Things got a little more difficult when these old misinterpreted beliefs as well as customs infused in the system further resulting in changing the entire purpose of this tradition. The celebration of Karwa Chauth lost its real meaning and transformed into a festival for a husband’s well-being to his worship. It became a duty for the women to perform it for their partners. It also transformed as a burden for women to protect their husband from any harm or untimely death that became a superstition eventually.

 

Even the Veervati’s tale of breaking her fast leading to husband’s death and she again fasts for one more day as a second chance from goddess Parvati to bring her husband back to life. This was just an old legend as science has proved that death is irreversible and fasting cannot help in saving someone’s life. You have to take medical help for treatments. Though there are a  bunch of health benefits of intermittent fasting, so ladies sticking to this ritual will have something to gain.

 

However, this doesn’t legitimize imposing of traditions on who don’t believe in it as promotion of gender privilege.
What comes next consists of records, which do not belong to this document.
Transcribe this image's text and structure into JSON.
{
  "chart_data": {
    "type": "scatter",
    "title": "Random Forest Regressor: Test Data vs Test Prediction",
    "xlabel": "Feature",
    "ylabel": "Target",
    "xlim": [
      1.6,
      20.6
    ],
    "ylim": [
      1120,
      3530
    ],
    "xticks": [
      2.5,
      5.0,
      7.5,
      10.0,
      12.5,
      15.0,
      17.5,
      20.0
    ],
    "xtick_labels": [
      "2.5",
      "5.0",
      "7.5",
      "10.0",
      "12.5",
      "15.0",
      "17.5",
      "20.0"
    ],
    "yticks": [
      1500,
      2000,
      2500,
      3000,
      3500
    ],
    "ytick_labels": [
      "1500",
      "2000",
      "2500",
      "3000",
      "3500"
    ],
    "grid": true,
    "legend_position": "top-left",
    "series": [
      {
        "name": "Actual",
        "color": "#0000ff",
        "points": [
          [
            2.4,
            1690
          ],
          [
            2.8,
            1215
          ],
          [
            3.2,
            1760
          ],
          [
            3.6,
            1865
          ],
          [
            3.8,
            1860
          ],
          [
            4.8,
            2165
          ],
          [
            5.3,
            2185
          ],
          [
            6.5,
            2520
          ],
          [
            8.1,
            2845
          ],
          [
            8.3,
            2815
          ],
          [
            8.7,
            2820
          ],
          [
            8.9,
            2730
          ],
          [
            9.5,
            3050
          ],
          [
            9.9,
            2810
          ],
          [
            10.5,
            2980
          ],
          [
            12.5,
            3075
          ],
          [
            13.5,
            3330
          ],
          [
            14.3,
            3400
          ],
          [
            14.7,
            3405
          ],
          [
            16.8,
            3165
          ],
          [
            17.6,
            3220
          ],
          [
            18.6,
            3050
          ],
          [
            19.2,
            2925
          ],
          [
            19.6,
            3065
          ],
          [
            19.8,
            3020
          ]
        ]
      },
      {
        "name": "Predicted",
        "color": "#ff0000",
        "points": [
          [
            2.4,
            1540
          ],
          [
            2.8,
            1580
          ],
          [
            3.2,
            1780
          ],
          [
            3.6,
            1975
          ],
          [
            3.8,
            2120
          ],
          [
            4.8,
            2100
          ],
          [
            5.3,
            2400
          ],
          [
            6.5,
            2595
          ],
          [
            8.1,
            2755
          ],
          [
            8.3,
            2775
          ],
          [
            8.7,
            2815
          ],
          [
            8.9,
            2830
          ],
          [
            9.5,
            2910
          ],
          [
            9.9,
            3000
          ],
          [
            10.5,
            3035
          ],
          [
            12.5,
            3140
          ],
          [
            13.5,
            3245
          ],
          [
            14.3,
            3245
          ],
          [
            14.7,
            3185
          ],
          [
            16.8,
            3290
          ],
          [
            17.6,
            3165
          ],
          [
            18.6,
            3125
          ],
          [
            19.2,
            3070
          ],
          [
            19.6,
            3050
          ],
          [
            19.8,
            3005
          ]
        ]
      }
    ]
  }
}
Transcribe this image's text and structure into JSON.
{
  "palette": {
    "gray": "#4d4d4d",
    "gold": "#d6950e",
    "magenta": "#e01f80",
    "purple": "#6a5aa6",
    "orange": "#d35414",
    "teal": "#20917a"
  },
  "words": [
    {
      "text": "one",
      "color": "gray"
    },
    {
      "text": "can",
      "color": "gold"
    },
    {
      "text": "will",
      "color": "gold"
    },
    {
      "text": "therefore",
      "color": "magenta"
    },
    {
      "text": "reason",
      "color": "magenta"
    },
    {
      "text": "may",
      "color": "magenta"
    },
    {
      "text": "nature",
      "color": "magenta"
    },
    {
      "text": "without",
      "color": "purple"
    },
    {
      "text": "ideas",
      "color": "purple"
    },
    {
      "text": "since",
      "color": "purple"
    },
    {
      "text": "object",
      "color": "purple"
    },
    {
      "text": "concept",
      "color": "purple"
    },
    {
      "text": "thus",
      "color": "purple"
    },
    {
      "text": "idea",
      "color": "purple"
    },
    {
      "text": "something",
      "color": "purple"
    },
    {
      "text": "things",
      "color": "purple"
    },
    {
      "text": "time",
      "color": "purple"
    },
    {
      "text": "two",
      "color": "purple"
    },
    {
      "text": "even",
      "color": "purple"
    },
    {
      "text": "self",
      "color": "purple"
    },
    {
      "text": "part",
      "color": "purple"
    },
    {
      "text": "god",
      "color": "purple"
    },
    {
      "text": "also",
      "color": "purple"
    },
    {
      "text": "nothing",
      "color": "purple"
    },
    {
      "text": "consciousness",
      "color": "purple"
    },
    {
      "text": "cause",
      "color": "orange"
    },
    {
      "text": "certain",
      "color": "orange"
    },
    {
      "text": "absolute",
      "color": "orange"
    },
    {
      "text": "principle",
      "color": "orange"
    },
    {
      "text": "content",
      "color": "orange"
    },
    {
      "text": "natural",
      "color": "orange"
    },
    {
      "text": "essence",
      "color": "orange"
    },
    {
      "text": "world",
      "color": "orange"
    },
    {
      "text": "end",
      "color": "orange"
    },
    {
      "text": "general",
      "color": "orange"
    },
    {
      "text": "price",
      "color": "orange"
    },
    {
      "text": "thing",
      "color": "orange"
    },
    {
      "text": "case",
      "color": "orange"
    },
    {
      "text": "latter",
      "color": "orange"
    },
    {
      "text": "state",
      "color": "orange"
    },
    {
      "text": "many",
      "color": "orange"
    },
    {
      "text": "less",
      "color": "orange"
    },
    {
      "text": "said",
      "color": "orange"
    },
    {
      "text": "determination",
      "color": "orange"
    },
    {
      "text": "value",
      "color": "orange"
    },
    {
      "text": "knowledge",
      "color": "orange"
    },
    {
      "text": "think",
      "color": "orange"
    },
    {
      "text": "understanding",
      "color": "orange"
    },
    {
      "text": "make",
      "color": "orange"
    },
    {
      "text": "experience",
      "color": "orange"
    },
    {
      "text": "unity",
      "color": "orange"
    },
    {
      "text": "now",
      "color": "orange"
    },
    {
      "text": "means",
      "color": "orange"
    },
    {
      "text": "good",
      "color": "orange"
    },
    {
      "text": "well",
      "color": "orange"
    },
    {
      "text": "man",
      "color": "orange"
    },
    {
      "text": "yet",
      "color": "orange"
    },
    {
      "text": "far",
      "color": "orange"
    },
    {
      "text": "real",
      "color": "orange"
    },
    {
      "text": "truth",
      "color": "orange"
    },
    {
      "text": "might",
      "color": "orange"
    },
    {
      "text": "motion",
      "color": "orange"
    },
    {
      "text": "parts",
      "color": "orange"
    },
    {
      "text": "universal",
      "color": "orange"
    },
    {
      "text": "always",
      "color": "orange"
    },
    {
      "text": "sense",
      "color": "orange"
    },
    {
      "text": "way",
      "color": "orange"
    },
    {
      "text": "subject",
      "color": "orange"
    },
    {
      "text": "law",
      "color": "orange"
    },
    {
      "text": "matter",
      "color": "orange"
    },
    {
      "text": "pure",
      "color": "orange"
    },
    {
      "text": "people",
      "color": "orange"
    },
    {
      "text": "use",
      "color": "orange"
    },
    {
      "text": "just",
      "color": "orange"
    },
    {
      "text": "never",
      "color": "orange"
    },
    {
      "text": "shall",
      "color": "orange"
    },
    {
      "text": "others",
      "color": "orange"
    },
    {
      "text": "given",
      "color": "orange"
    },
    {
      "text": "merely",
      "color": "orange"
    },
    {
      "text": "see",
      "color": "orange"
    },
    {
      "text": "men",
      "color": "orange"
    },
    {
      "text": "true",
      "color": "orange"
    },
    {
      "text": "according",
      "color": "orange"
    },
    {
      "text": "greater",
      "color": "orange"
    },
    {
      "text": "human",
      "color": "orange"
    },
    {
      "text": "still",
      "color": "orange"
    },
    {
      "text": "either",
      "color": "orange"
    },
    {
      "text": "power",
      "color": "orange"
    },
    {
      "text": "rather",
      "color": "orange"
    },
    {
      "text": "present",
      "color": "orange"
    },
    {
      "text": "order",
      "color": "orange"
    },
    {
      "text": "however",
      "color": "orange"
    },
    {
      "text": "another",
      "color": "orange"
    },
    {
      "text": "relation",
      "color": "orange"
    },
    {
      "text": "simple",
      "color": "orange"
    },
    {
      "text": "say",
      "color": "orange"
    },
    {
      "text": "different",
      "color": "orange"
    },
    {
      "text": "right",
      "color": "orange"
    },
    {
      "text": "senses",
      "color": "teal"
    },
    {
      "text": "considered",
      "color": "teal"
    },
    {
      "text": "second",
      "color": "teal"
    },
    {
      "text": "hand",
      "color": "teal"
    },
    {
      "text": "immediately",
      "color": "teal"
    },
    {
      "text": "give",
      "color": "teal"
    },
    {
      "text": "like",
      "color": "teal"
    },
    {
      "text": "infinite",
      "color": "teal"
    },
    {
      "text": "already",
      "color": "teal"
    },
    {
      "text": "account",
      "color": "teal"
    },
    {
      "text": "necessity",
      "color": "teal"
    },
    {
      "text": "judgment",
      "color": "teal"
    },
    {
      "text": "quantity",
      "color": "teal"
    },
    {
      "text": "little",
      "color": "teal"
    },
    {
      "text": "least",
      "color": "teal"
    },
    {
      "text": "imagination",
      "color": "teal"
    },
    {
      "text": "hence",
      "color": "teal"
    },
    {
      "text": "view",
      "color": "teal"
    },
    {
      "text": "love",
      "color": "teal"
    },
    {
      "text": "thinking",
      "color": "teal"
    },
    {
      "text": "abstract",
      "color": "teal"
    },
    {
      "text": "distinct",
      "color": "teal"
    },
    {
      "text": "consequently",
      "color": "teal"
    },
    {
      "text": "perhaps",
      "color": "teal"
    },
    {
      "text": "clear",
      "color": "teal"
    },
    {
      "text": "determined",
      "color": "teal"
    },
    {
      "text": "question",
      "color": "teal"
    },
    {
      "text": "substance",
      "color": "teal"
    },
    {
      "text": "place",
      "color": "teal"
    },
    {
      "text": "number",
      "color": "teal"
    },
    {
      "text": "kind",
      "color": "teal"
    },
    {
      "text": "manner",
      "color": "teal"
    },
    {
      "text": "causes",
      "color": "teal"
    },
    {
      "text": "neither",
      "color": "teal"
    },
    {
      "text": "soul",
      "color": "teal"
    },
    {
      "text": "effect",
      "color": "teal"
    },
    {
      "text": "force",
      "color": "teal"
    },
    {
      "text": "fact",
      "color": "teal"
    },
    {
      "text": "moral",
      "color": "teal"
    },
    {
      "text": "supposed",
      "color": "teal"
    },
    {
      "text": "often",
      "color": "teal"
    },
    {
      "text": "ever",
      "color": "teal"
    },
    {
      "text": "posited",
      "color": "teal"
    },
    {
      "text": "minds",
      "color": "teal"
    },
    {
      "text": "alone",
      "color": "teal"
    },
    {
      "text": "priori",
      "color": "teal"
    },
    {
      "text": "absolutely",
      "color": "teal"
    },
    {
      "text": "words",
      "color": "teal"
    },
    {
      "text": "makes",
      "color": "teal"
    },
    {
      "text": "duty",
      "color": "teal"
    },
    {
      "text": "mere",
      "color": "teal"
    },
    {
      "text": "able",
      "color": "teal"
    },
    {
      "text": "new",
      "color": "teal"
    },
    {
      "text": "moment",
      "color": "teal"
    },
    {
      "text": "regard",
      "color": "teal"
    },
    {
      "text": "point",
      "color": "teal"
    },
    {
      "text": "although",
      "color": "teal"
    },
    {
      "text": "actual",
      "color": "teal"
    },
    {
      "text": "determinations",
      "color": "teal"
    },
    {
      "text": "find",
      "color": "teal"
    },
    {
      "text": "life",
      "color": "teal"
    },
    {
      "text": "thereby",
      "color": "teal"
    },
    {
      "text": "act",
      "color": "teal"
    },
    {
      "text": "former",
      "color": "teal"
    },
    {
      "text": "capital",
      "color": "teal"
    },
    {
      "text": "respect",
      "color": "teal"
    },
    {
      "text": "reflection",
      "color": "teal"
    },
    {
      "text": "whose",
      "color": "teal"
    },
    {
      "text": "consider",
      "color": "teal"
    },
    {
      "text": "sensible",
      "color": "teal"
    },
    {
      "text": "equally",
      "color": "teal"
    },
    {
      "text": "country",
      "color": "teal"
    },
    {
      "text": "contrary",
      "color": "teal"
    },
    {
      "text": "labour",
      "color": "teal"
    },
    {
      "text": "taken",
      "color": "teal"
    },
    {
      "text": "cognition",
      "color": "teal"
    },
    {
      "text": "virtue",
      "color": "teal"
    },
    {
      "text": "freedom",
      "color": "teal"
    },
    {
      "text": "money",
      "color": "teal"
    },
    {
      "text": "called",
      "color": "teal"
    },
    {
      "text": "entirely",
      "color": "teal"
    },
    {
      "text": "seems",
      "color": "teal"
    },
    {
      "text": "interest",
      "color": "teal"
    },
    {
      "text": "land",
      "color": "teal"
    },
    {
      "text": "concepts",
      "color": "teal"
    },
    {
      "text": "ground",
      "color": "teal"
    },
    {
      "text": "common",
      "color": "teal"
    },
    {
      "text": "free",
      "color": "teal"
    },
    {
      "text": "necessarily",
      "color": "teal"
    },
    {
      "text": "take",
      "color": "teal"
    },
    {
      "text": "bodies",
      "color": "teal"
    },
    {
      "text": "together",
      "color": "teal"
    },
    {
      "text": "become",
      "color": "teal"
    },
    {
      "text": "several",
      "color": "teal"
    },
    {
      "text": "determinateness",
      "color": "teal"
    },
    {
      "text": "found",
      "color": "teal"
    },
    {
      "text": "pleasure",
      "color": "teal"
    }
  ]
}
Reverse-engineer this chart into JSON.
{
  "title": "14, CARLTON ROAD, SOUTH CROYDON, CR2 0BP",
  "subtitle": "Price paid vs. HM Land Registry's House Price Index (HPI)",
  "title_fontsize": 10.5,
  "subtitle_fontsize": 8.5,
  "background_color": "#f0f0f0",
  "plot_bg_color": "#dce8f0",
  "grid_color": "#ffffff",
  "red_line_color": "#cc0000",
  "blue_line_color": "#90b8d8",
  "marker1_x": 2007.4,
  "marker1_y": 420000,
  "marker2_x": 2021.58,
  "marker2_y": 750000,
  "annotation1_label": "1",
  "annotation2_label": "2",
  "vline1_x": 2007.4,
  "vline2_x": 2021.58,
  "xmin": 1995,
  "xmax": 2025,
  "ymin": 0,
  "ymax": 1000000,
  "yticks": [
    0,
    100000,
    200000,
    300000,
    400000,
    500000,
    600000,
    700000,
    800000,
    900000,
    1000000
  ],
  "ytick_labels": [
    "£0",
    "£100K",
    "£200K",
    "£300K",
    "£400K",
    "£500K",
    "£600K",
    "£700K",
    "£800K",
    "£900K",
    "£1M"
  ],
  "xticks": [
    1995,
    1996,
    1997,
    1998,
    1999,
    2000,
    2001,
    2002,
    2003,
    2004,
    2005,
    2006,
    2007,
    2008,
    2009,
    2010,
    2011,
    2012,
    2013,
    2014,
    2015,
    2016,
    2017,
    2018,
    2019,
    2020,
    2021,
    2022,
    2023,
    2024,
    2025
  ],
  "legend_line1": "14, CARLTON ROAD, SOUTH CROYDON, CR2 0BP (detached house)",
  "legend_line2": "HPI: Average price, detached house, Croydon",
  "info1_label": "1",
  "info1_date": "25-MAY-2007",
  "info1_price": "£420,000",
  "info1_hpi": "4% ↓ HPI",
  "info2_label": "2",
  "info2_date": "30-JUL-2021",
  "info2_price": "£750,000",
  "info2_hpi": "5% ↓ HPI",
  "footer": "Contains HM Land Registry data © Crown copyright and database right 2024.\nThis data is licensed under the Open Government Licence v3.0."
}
Even though if somehow women do manage to go with the traditions of fasting for the longevity of age because of Karwa Chauth,  but still it is against the equality between the sexes. As fasting for a whole day does increase your partner’s lifespan, then even the male partners but also do that for their wives. We know it’s a bit arguable, that now even men are observing the fast along with their wives, the fact remains that this isn’t what religion, society or even the entertainment industry expects from them. Screens usually show women fainting of hunger and men caring for them… which is a bit cliché… Isn’t it?

 

So we are trying to say that we are against the celebration as according to the meaning behind the celebration matters a lot.

 

It would be good if we allow everyone freedom to make individual choices instead of making a judgment about the motive of celebration. It should not do anything with patriarchy or even feminism.